As a reward, Keira gets to ride in a horse drawn carriage and carry on into the night with some more not dancing with Dr Hitchie.

Back at the ranch, the Tributes ask, “Will Keira come back with a rose?”

Well, yes, Keira does. But Eliza takes exception and says, “Keira, you’re an ungrateful potential forever ever friend since you don’t appreciate group dates. Any time you can spend with Dr Hitchie is precious and must be treated as such.”

The tension could be cut with a hot hair straightener.

Marja reminds both Eliza and Keira that “This is a good karma cabana, Eliza and Keira.”
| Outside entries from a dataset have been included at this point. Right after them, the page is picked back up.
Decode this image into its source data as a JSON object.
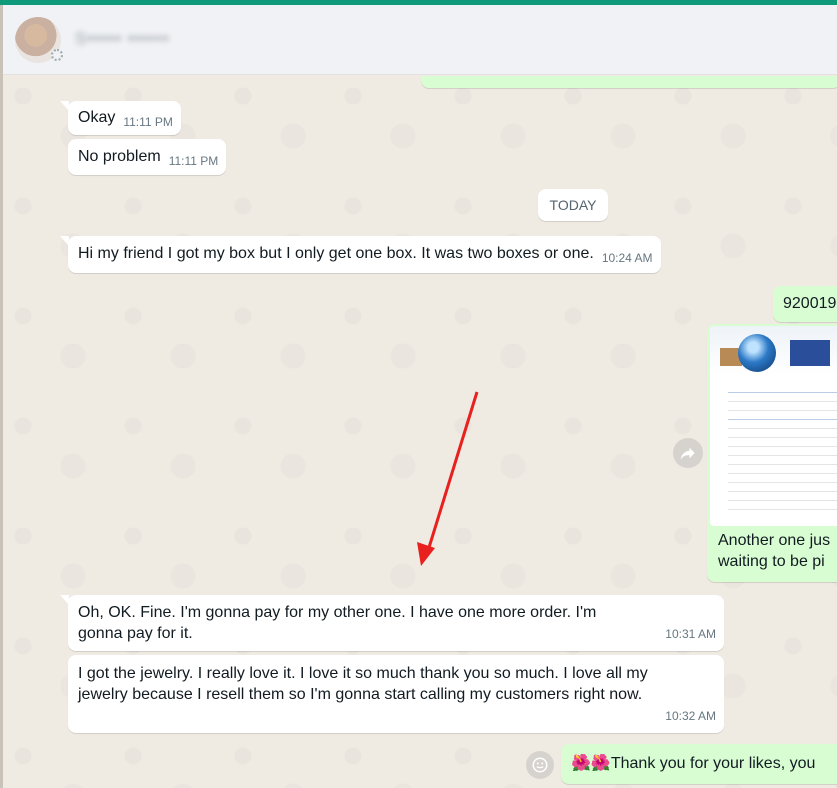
{
  "header": {
    "contact_name": "S••••• ••••••"
  },
  "date_separator": "TODAY",
  "messages": [
    {
      "id": "okay",
      "direction": "in",
      "text": "Okay",
      "time": "11:11 PM"
    },
    {
      "id": "no-problem",
      "direction": "in",
      "text": "No problem",
      "time": "11:11 PM"
    },
    {
      "id": "box",
      "direction": "in",
      "text": "Hi my friend I got my box but I only get one box. It was two boxes or one.",
      "time": "10:24 AM"
    },
    {
      "id": "tracking",
      "direction": "out",
      "text": "920019"
    },
    {
      "id": "image-caption",
      "direction": "out",
      "text_line1": "Another one jus",
      "text_line2": "waiting to be pi"
    },
    {
      "id": "pay",
      "direction": "in",
      "text": "Oh, OK. Fine. I'm gonna pay for my other one. I have one more order. I'm gonna pay for it.",
      "time": "10:31 AM"
    },
    {
      "id": "jewelry",
      "direction": "in",
      "text": "I got the jewelry. I really love it. I love it so much thank you so much. I love all my jewelry because I resell them so I'm gonna start calling my customers right now.",
      "time": "10:32 AM"
    },
    {
      "id": "thanks",
      "direction": "out",
      "text": "🌺🌺Thank you for your likes, you"
    }
  ],
  "colors": {
    "accent": "#0f9b7b",
    "chat_bg": "#efeae2",
    "incoming_bubble": "#ffffff",
    "outgoing_bubble": "#d9fdd3",
    "annotation_arrow": "#e8201e"
  },
  "icons": {
    "forward": "forward-icon",
    "emoji": "smiley-icon"
  }
}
But Keira retorts, “Eliza is cut!”

Although it is not immediately obvious what Eliza is cut from, it’s obviously a bad thing to be cut from whatever it is. Perhaps there’s a competitive Tribute sporting team, glee club or spelling bee. Being cut from any of these would be obviously distressing.
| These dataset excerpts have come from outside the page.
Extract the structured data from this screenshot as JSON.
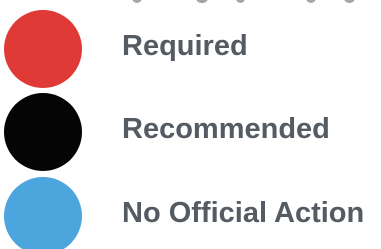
{
  "legend": {
    "items": [
      {
        "label": "Required",
        "color": "#e03a37"
      },
      {
        "label": "Recommended",
        "color": "#050505"
      },
      {
        "label": "No Official Action",
        "color": "#4ca6dd"
      }
    ],
    "text_color": "#545b63"
  }
}
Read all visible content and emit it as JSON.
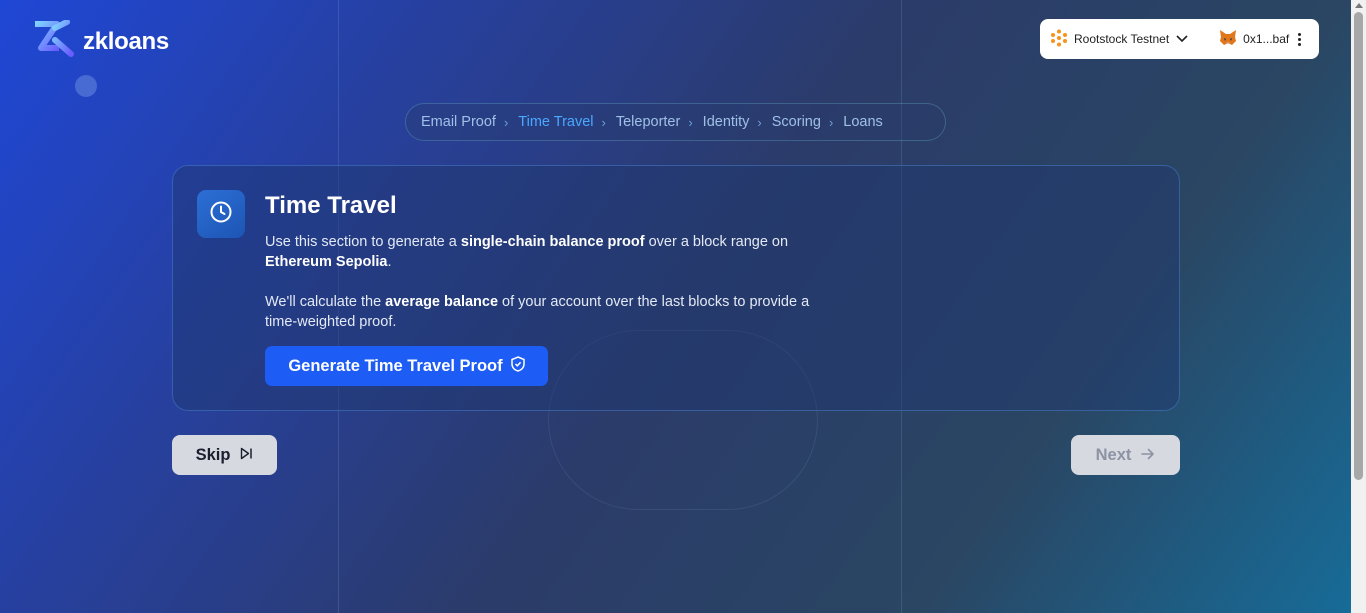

And then a cocktail party breaks out.

At the party, the Tributes deign that “There should be white rose etiquette” and by saying that an etiquette is immediately imposed. And Alex obeys.

The etiquette is that the Tributes decide when Alex will use her white rose. And the etiquette is that she can use it only after every other Tribute has first met with Dr Hitchie and otherwise she must not approach the good doc in any way. The flaw in the etiquette is that there will never be sufficient cocktail time for Alex to use the rose. The crafty Tributes have neutralised the power of the white rose. And all the Tributes know that If you don’t talk to Dr Hitchie on cocktail night then he won’t remember you in the rose ceremony an hour later.

Eliza seeks to apologise to Keira for her earlier insight. Although Keira doesn’t accept the apology, the Tributes find that “their relationship will never be the same again.” This is a day that will be remembered in world politics.

Troubled by the weight of her guilt, Eliza explains that if you have a rose it means that Dr Hitchie still wants you around. These are poignant reminders of what role roses play in the show.

Keira and Faith have they dirty street roses from their respective dates, but due to an aphid infestation there are only 10 roses left and 12 tributes who currently stand before Mr Ditchie rose-less.

Rachael rose

Nikki rose

Olena rose

Georgia Rose

Sasha rose

Megan rose

Eliza rose

Noni rose

Alex rose, although Mr Ditchie is not pleased – “Where was the white rose?” comes the shot across the starboard (which is that again?)

Kiki rose

Osher’s hair returns to tell Marja and Soapie that they didn’t receive a rose. Although this information is crucial to the operation of the show, it is pretty unnecessary since Married at First Sight has already started on Channel 9 and half the audience will have already moved on.